De 10 woorden in dit verhaal zijn:
sopje, appel, staart, sok, tunnel, wind, schaal, theedoek, bil en thee
Claudia heeft lekker geslapen. Als ze alle ochtendkarweitjes gedaan heeft, loopt ze zingend de trap af. Ze wordt opgewacht door Basje, een schattig blaffend hondje. Een vriendje van haar! ‘Ben jij ook aan het jubelen?’, zegt ze tegen Basje. ‘Wat dacht je? Als zij lawaai maakt, mag ik het ook?’ Basje gaat zitten.
Als Claudia de laatste stap doet om op de vloer te gaan staan, raakt ze iets. Wat dat is hoeft ze niet te raden. Jankend vliegt Basje naar de keuken. Claudia loopt er ook heen. En daar zit het hondje zijn staart te likken. ‘Ach Bassie, heb ik weer niet goed opgelet! Hier heb je iets dat je zal troosten.’ Dan denkt ze ineens dat mama vertelde dat deze koek slecht is voor een hond. Ze steekt het stukje koek in haar eigen mond. Ze pakt een brokje uit het hondentrommeltje.
Waar zou mama zijn? Zij had wel een kop thee voor zichzelf ingeschonken, maar niet opgedronken. Claudia eet snel haar brood op en drinkt haar melk op. Zij bukt zich voorover en geeft Basje een aaitje over zijn bil.
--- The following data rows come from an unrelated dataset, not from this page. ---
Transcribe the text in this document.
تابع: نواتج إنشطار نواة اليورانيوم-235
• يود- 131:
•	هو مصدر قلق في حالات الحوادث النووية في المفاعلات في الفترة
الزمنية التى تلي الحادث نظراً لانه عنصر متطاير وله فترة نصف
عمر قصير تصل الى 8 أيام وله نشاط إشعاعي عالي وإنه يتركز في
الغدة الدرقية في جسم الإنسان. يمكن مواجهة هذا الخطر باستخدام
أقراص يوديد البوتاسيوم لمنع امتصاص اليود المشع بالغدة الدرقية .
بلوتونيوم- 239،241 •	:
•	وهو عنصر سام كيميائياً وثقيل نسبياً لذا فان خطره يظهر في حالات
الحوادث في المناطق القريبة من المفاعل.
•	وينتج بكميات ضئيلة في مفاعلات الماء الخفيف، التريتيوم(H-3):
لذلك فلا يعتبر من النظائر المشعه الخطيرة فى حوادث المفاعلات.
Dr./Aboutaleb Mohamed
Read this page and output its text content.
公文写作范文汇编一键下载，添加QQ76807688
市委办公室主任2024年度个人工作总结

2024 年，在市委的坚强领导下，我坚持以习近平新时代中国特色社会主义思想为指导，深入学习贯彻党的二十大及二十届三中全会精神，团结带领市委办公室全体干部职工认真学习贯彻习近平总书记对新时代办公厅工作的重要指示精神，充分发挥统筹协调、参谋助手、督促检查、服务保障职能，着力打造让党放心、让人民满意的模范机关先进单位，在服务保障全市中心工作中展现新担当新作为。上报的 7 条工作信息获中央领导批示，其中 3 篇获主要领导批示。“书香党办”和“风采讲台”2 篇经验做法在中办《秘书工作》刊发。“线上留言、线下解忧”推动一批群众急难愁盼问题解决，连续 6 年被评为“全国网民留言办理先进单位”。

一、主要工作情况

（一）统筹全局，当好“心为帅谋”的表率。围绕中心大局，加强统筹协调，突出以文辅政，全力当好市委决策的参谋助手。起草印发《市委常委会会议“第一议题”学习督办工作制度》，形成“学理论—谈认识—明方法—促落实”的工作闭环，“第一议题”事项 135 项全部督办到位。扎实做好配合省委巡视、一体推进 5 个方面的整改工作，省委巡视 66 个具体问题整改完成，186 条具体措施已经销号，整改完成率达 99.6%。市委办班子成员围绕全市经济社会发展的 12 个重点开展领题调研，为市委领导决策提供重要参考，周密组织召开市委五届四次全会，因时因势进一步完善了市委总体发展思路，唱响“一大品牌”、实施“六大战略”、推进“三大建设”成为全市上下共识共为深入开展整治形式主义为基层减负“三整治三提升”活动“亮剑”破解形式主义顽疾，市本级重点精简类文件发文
Ze hoort de voordeur. Daar zal mam zijn. En ja hoor. Ze ziet er niet goed verzorgd uit. Haar kapsel zit helemaal in de war. ‘Ik ben naar huis geblazen. Die wind is de boosdoener’, zegt mama, terwijl ze met haar vingers door het haar veegt.
In haar hand had ze toen ze binnenkwam een lege schaal. Die had ze snel op een kastje gezet. Claudia loopt er naar toe. ‘Waar is dat fruit gebleven dat erop lag? Ik wilde een appel pakken, maar kon niets vinden.’
‘Oh, dat fruit heb ik vlug op een plank gelegd. Het moest allemaal snel gebeuren. Ik zal je vertellen waarom!’
‘Gister fietste ik met mijn vriendin Anouk door de tunnel onder de snelweg. Wij zagen een man zitten. Het was zo’n zielig gezicht. In slecht Engels vroeg hij of we iets te eten hadden voor hem. Hij zei dat hij vandaag weer wat werk had. Hij zou dan weer geld verdienen om zelf eten te kopen. Hij vertelde dat hij vluchteling was. Aan één voet had hij een kapotte sok. Wij hadden niets in onze tassen om te eten voor hem.’
‘Anouk stapte snel weer op haar fiets. Ik volgde haar, maar had toch geen prettig gevoel. Wat had zo’n man allemaal meegemaakt!’
‘Vanmorgen zat ik te eten. Ik zag aan de overkant van de straat diezelfde vluchteling langzaam voorbij lopen. Zou hij al wat te eten gehad hebben? Ik graaide vlug wat spul om te eten bij elkaar. En ook een plastic zakje. Buiten, bij de voordeur, kiepte ik die hele verzameling daarin. Ik ben hem snel achterna gelopen en hem het zakje gegeven. Hij was zo dankbaar. Ik heb hem nog succes gewenst met zijn werk en liep toen snel weer naar huis.’
Nu afwassen. Het is maar weinig. Vlug even een sopje in de gootsteen. Een theedoek hangt er wel. ‘Klaar is Kees!’, roept Claudia giechelend als mama weer op haar stoel gaat zitten.